# 0. Preparation

In [2]:
MY_HOME_ABS_PATH = "/root/co2-flux-hourly-gpp-modeling"

## Import libraries

In [16]:
import os
import sys
import warnings
warnings.filterwarnings("ignore")
import copy
import json
from pathlib import Path
import numpy as np
import pandas as pd
import matplotlib.pyplot as plt
import tensorflow as tf
import pytorch_lightning as pl
from pytorch_lightning.callbacks import EarlyStopping, LearningRateMonitor
from pytorch_lightning.loggers import TensorBoardLogger
import torch
import torch.nn as nn

from pytorch_forecasting import Baseline, TemporalFusionTransformer, TimeSeriesDataSet
from pytorch_forecasting.data import GroupNormalizer
from pytorch_forecasting.metrics import SMAPE, PoissonLoss, QuantileLoss
from pytorch_forecasting.models.temporal_fusion_transformer.tuning import optimize_hyperparameters
from pytorch_forecasting import BaseModel, MAE
from pytorch_forecasting.metrics.point import RMSE
from pytorch_forecasting.data.encoders import NaNLabelEncoder

# Load locale custome modules
os.chdir(MY_HOME_ABS_PATH)
sys.path.append('./.cred')
sys.path.append('./code/src/tools')
sys.path.append('./code/src/tools/CloudIO')

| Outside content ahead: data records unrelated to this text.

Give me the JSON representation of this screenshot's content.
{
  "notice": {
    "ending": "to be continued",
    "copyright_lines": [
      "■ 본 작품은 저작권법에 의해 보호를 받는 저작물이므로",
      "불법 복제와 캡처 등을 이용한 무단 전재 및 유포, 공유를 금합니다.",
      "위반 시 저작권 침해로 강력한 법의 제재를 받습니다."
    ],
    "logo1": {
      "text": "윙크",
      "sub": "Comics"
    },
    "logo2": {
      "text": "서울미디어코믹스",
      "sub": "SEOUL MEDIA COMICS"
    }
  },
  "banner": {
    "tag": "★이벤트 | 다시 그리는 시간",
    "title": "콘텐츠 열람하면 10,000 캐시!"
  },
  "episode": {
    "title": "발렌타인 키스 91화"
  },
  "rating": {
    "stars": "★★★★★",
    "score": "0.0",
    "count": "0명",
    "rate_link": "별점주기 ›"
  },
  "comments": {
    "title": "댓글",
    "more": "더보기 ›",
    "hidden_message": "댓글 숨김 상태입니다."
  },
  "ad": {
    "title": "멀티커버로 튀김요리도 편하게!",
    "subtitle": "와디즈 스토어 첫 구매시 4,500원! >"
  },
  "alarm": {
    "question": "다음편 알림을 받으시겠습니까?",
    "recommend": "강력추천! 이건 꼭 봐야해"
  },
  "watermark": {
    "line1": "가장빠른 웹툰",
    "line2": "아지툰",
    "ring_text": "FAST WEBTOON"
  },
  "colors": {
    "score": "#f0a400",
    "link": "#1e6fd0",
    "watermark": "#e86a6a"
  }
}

from eval_functions import *
from azure.storage.blob import BlobServiceClient
from CloudIO.AzStorageClient import AzStorageClient
from data_pipeline_lib import *

pd.set_option('display.max_columns', None)
pd.set_option('display.float_format', lambda x: '%.5f' % x)
pl.seed_everything(42)

Global seed set to 42


42

# Load data from Azure blob

In [4]:
root_dir =  MY_HOME_ABS_PATH
tmp_dir =  root_dir + os.sep + '.tmp'
raw_data_dir = tmp_dir
data_dir = root_dir + os.sep + 'data'
cred_dir = root_dir + os.sep + '.cred'
az_cred_file = cred_dir + os.sep + 'azblobcred.json'

In [5]:
# AzStorageClient.listBlobs(container)
container = "baseline-data"
cred_file = az_cred_file
ext = "parquet"

# Container and file name
blob_name_train = "baseline-train-v-1-i-knn.parquet"
blob_name_val = "baseline-test-v-1-i-knn.parquet"

In [6]:
if os.path.exists(cred_file):
  connect_str = ""
  with open(cred_file, "rb") as f:
      data = json.load(f)
      connect_str = data['connectionstr']
      blob_svc_client = BlobServiceClient.from_connection_string(connect_str)
      tokens = connect_str.split(';')
      for t in tokens:
        if "AccountName=" in t:
          AccountName = t[len("AccountName="):]
        elif "AccountKey=" in t:
          AccountKey = t[len("AccountKey="):]

# Download train file
train_df = None
if not (os.path.exists(tmp_dir+blob_name_train)):
    azStorageClient = AzStorageClient(az_cred_file)
    file_stream = azStorageClient.downloadBlob2Stream(container, blob_name_train)
    train_df = pd.read_parquet(file_stream, engine='pyarrow')
    train_df.to_parquet(tmp_dir + blob_name_train)
else:
    train_df = pd.read_parquet(tmp_dir + blob_name_train)


# Load Test Data
test_df = None
if not (os.path.exists(tmp_dir+blob_name_val)):
    azStorageClient = AzStorageClient(az_cred_file)
    file_stream = azStorageClient.downloadBlob2Stream(container, blob_name_val)
    test_df = pd.read_parquet(file_stream, engine='pyarrow')
    test_df.to_parquet(tmp_dir + blob_name_val)
else:
    test_df = pd.read_parquet(tmp_dir + blob_name_val)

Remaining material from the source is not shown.